Many thanks for looking into this! BTW, I think the last assert should be:

(assert (not (<= (+ (* i n) j) (- (* m n) 1))))

(If anyone's interested, there's a nice online interface that lets you play with these things without installing Z3.)

As Keean pointed out, using this in an actual programming language might be problematic if it's using machine integers. Though that might be just one more reason to use integers that promote to bigints transparently...

Right now my main test cases for eliminating bounds checking are these: matrix addressing, matrix multiplication (arrays MxN, NxK, MxK), binary search, quicksort, and Knuth-Morris-Pratt.
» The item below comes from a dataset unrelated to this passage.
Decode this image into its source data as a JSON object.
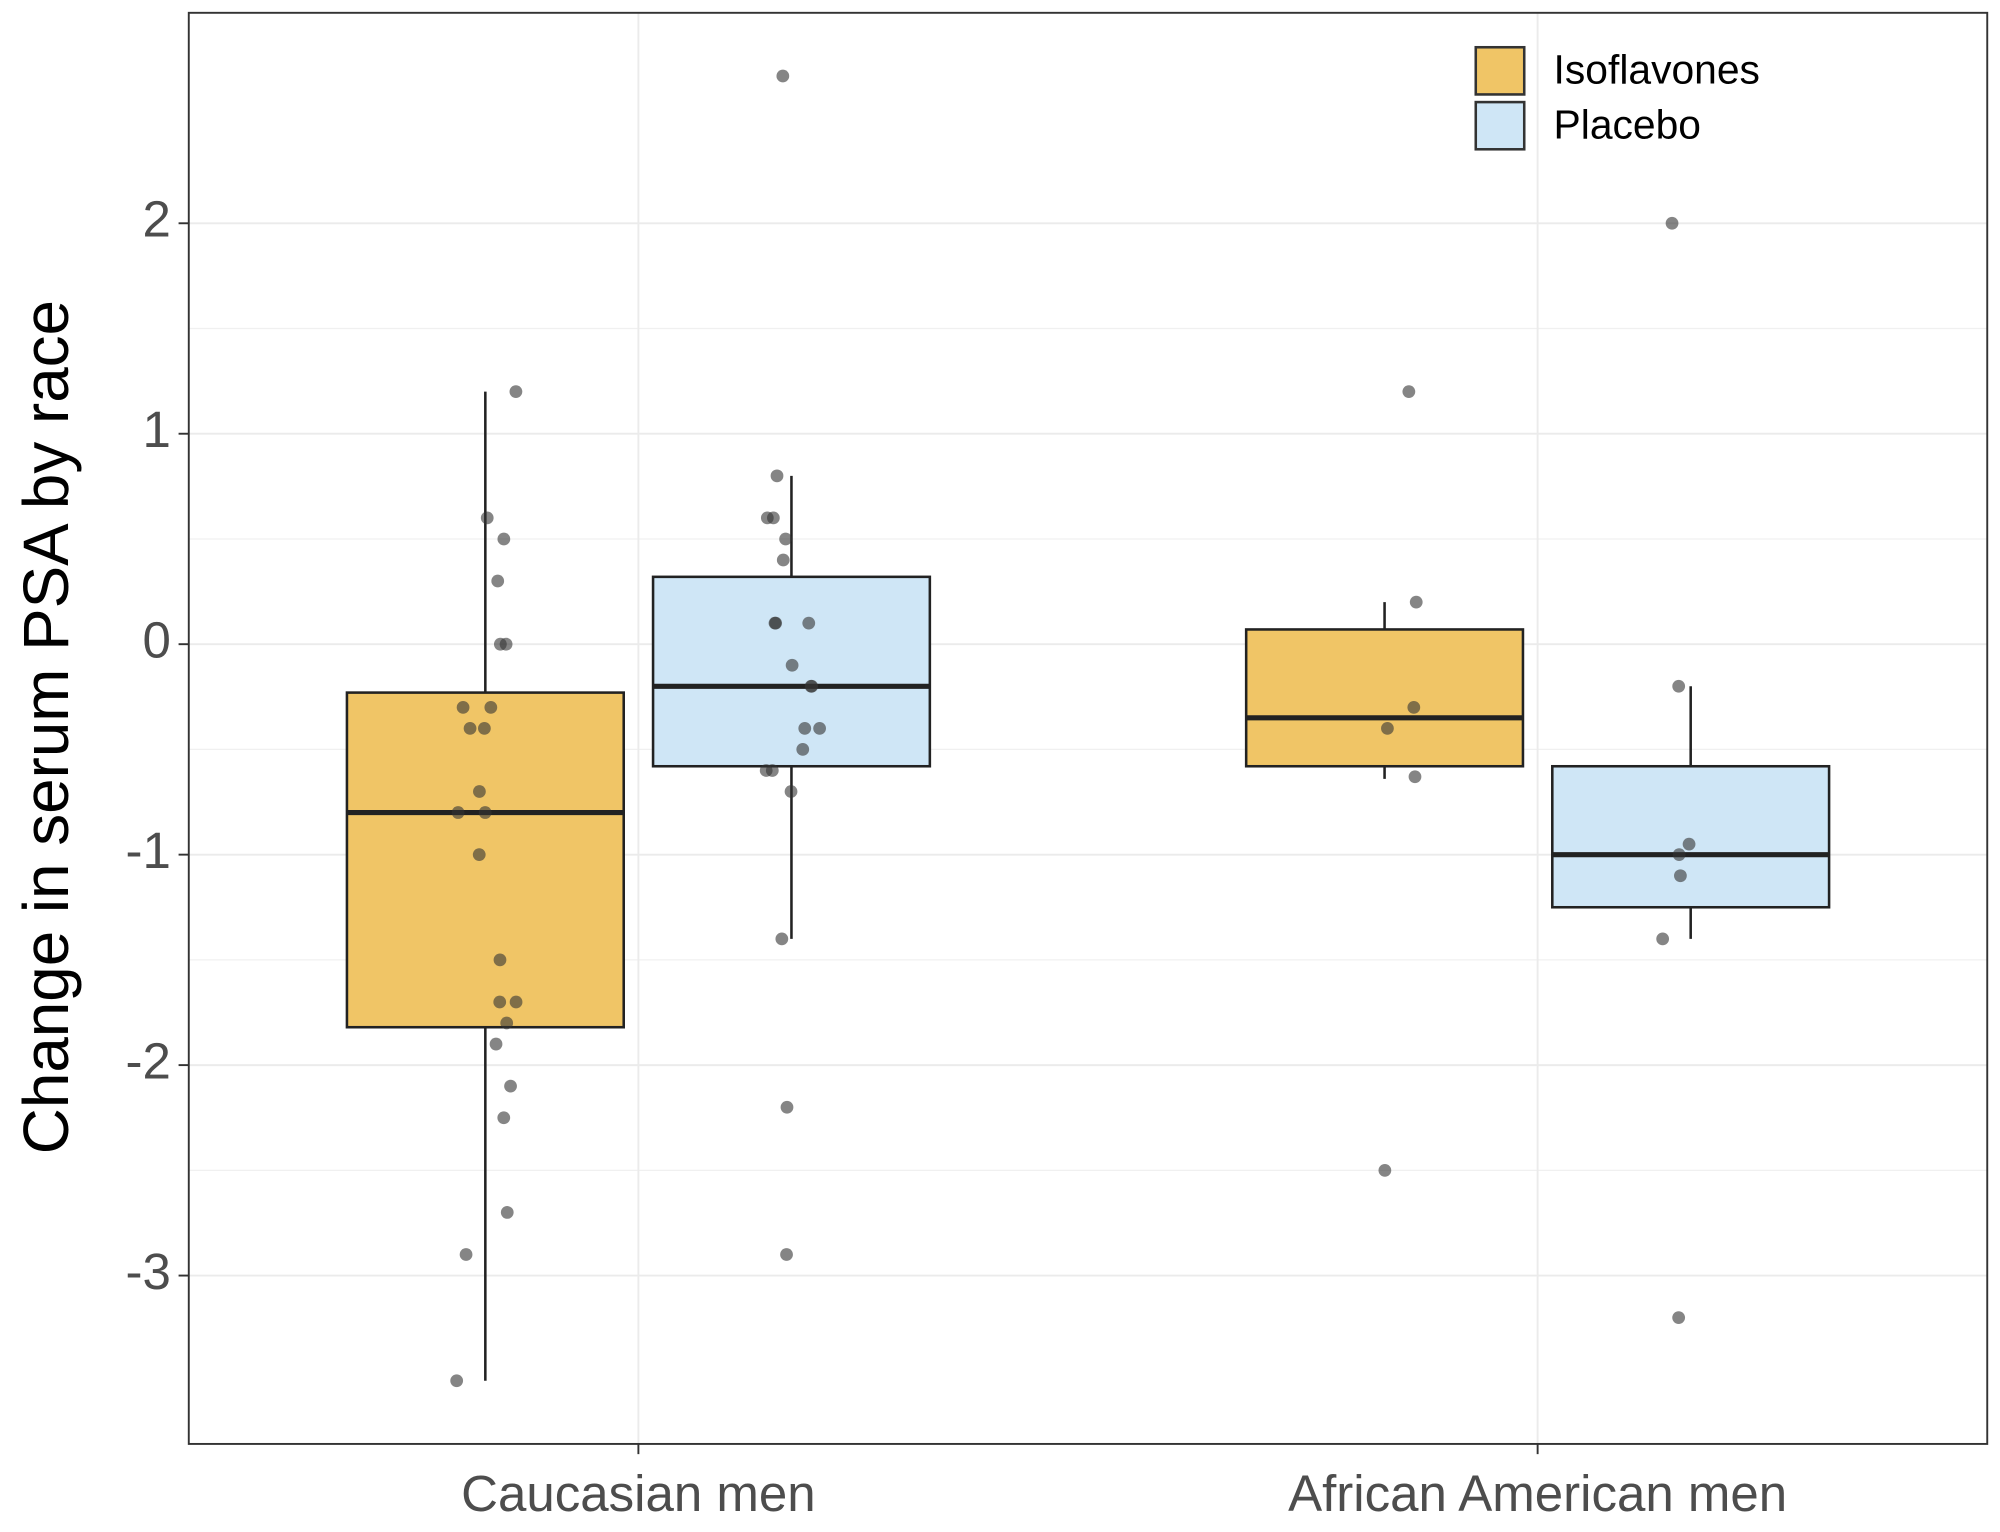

I'm still trying to figure out whether the approach with real arithmetic will be enough for all these examples.

For bounds checking, not

For bounds checking, not really; if an array has length l, then as soon as you prove that the array access is in bounds, you can be sure that the result fits in a machine word. If you want to be sure that the calculations don't overflow, you can simply check before each multiplication, subtraction and addition that the result fits in a machine integer, for array indexes that shouldn't be a problem.

Anyhow, I added NLSat solving to my prototype, which you can now check out in the dev branch. I don't think NLSat is necessary for quicksort and binary search, however, as they only feature linear integer arithmetics.